Editor’s note: This entry was adapted and reprinted with permission from ”Cultural Traditions,” from the Hale’-ta Series, Department of CHamoru Affairs, Government of Guam.


The birth of a child is the most important family event in CHamoru society. It marks the beginning of family celebrations and obligations that define the child’s CHamoru identity throughout his or her life.

On the day of birth, family members wait. The female elders stayed with the pattera (nurse mid-wife) throughout labor until the child arrives. In the kusinan sanhalom pat kusinan sanhiyong, preparation of the kåddon månnok fresko(fresh chicken soup) begins. This is a special brew made just for the new mother and no one else is permitted to eat it. Children are cautioned not to eat na’mañågu or ansopblan mañågu because they may take on åguaguat (nonconformist behaviors), when they grow up. The kåddon månnok fresko is a clear chicken soup made from a freshly killed chicken that is boiled without coconut milk.

In early times, after the usual cleansing of the newborn, the child was placed on a specially made tinifok guafak, or mat, on which lay a delicately sewn pillow made of the softest åtgedon (cotton), by the matlina(godmother) and relatives of the child. Fragile baby clothes decorated by fine embroidery called tateng are presented to the family.

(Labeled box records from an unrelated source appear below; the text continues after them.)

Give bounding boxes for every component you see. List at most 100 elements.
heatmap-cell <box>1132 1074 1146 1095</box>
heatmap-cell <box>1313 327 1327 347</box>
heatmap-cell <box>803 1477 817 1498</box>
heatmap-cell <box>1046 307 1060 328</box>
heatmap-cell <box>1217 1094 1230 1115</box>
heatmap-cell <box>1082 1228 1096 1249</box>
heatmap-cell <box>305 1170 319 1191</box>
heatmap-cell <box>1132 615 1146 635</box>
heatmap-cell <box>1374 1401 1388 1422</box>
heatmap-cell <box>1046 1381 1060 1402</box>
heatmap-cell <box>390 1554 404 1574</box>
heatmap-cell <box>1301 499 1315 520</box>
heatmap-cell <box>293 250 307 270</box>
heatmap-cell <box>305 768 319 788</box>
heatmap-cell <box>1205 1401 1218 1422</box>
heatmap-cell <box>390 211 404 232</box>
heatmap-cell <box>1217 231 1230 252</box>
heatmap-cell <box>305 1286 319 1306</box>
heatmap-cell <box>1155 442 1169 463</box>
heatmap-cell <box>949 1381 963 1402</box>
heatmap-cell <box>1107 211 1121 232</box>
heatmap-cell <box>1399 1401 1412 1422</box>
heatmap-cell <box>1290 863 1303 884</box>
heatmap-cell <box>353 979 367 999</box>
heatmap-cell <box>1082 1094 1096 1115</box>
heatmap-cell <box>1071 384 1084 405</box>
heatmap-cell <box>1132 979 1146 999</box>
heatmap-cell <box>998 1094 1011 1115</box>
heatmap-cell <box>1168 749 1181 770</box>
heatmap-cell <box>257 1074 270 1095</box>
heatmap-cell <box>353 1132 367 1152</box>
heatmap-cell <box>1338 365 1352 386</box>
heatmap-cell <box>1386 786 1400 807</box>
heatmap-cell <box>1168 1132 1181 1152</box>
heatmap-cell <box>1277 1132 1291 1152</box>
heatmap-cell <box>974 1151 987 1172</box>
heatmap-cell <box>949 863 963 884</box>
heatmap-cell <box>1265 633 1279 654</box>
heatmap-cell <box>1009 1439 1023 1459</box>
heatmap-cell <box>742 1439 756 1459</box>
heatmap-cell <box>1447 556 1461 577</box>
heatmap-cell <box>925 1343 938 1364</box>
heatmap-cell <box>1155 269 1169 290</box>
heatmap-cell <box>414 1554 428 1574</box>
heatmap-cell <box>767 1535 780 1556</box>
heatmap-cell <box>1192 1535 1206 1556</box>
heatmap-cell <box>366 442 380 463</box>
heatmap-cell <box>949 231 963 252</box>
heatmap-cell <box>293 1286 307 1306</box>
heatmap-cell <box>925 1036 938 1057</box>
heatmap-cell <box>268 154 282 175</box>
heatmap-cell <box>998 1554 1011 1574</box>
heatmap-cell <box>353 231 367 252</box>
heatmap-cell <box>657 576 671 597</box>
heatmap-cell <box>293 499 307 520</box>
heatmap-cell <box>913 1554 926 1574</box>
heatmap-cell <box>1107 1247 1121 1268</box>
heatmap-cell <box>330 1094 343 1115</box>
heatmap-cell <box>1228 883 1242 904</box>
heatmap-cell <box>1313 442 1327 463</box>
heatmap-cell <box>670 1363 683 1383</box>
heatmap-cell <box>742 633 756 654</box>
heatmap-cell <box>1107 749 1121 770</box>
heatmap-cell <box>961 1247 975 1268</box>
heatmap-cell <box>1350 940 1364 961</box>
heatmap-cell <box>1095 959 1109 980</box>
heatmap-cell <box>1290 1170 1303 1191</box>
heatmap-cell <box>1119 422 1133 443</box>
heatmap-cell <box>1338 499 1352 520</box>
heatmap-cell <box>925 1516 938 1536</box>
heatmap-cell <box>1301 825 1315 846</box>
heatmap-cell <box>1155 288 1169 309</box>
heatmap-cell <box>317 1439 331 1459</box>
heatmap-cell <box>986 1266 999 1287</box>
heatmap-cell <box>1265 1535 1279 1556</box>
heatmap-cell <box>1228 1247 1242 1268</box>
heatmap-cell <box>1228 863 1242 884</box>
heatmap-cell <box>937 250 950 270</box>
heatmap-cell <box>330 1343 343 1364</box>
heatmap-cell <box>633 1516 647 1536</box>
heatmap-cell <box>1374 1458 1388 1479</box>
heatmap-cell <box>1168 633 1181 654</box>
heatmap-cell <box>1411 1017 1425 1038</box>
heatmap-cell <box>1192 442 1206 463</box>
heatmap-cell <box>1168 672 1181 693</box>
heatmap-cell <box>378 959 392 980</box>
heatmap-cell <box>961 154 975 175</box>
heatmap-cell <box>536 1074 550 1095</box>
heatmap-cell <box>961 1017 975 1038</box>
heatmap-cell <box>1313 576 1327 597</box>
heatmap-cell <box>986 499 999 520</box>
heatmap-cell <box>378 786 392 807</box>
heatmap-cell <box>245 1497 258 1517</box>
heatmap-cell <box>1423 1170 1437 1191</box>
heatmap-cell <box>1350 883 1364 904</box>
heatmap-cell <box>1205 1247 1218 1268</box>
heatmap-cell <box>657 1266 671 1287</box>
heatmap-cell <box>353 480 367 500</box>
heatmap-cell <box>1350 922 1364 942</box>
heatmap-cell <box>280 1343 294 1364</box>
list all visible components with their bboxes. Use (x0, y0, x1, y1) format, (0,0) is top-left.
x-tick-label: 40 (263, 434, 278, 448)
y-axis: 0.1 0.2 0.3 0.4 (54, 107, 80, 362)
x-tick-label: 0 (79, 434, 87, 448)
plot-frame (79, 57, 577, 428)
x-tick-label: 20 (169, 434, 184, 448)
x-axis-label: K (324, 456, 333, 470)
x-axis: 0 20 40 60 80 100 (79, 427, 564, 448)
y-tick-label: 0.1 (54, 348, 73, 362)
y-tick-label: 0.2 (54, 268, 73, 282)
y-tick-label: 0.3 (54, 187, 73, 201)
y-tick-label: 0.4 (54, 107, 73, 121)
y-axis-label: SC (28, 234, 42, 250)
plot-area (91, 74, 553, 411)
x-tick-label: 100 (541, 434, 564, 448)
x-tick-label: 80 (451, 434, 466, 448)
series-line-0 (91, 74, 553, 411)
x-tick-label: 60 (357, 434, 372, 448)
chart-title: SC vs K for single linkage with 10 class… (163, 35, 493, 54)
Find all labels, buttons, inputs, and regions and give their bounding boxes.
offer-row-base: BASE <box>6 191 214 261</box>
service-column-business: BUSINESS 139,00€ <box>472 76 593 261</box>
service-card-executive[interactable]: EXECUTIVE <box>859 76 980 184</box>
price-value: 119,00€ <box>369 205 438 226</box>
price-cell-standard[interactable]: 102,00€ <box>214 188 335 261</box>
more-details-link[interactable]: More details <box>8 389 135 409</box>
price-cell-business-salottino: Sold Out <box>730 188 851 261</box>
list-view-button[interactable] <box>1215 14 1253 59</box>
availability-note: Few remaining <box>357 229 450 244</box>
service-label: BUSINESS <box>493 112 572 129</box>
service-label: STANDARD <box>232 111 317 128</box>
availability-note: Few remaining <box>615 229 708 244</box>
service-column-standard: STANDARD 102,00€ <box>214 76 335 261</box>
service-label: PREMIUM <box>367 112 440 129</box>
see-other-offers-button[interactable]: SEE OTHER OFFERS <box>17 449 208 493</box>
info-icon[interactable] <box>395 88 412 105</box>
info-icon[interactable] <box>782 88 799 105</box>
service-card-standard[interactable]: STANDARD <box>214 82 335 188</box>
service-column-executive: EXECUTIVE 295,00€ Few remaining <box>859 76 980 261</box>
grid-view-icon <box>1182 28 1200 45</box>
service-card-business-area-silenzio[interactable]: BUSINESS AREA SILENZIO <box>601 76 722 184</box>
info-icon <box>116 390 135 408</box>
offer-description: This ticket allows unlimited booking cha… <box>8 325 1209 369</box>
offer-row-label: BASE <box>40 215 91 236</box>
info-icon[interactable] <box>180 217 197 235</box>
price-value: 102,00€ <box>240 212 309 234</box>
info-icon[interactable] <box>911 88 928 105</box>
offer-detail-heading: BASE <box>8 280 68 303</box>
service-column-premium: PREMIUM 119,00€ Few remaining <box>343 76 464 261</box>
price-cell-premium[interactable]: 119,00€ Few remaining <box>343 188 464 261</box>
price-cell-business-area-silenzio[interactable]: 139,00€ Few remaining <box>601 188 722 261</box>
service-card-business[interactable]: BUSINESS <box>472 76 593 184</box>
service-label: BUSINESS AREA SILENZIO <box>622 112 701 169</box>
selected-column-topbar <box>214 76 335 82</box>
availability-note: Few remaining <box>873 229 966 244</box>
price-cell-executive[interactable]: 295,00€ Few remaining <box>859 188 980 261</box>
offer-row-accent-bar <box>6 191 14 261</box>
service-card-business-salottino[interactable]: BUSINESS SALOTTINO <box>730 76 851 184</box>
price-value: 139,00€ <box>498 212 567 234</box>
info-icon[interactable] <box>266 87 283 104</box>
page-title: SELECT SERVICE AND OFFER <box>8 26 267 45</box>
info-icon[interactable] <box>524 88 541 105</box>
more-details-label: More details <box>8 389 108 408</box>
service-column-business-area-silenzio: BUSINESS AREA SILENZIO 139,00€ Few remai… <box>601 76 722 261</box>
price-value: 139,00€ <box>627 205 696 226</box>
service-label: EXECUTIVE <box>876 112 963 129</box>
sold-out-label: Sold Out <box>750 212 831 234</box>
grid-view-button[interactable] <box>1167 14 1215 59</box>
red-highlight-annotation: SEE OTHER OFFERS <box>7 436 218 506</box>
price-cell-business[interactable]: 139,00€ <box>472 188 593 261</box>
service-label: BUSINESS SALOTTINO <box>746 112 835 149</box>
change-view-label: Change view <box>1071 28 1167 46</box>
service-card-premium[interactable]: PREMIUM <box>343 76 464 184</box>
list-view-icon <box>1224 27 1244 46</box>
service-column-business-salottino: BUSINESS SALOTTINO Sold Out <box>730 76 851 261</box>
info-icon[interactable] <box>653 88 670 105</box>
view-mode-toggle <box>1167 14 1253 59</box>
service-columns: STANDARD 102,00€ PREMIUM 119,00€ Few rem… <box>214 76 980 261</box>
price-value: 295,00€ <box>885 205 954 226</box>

The new mother took her first labatoriu, or douche, on the first day after she gave birth. This is a concoction prepared by the suruhåna that consist of various herbs, the most popular of which are hagon nunu, maigo’ lålo’, and hågon åbas. This mixture helps the mother gain back her strength and tighten her vaginal muscles. The mother would spend many hours squatting over a orinola – a round sturdy porcelain pot – sometimes two or three times a day in order for the labatoriu to work.

Today, some women still use the åmot labatoriu for a quick and effective douche immediately after giving birth. Here’s the recipe:

Åmot Labatoriu

  • 3 hågon åbas pat un råmas dikike’
  • 3 hagon maigo’ lålo’
  • 3 grånon golondrina
  • 3 råmas yetbas babui
  • 3 grånon låssas banålu

Na’lokklok este siha, despues kula påpa’ gi orinola. Fata’chongngi gi månu i sinigon–mu na maipe’.

While the new mother is recuperating, members of the familia from both sides of the baby’s family bring an abundance of food items for the whole family, such as titiyas (tortillas), atuli, alåguan (rice soup), dågu (taro), gaddo’, and meat from a freshly butchered cow to make kåddon kåtne (beef stew). For the new mother, the families would bring the specially prepared herbal drink, the åmot tininu.

These visits offer the first opportunity for the new mother and child to pay their respects to the elders by mangnginge’, and for members of the family and friends to give chenchule’ or tareha for the upcoming festivity, the baotismo, the rite of baptism.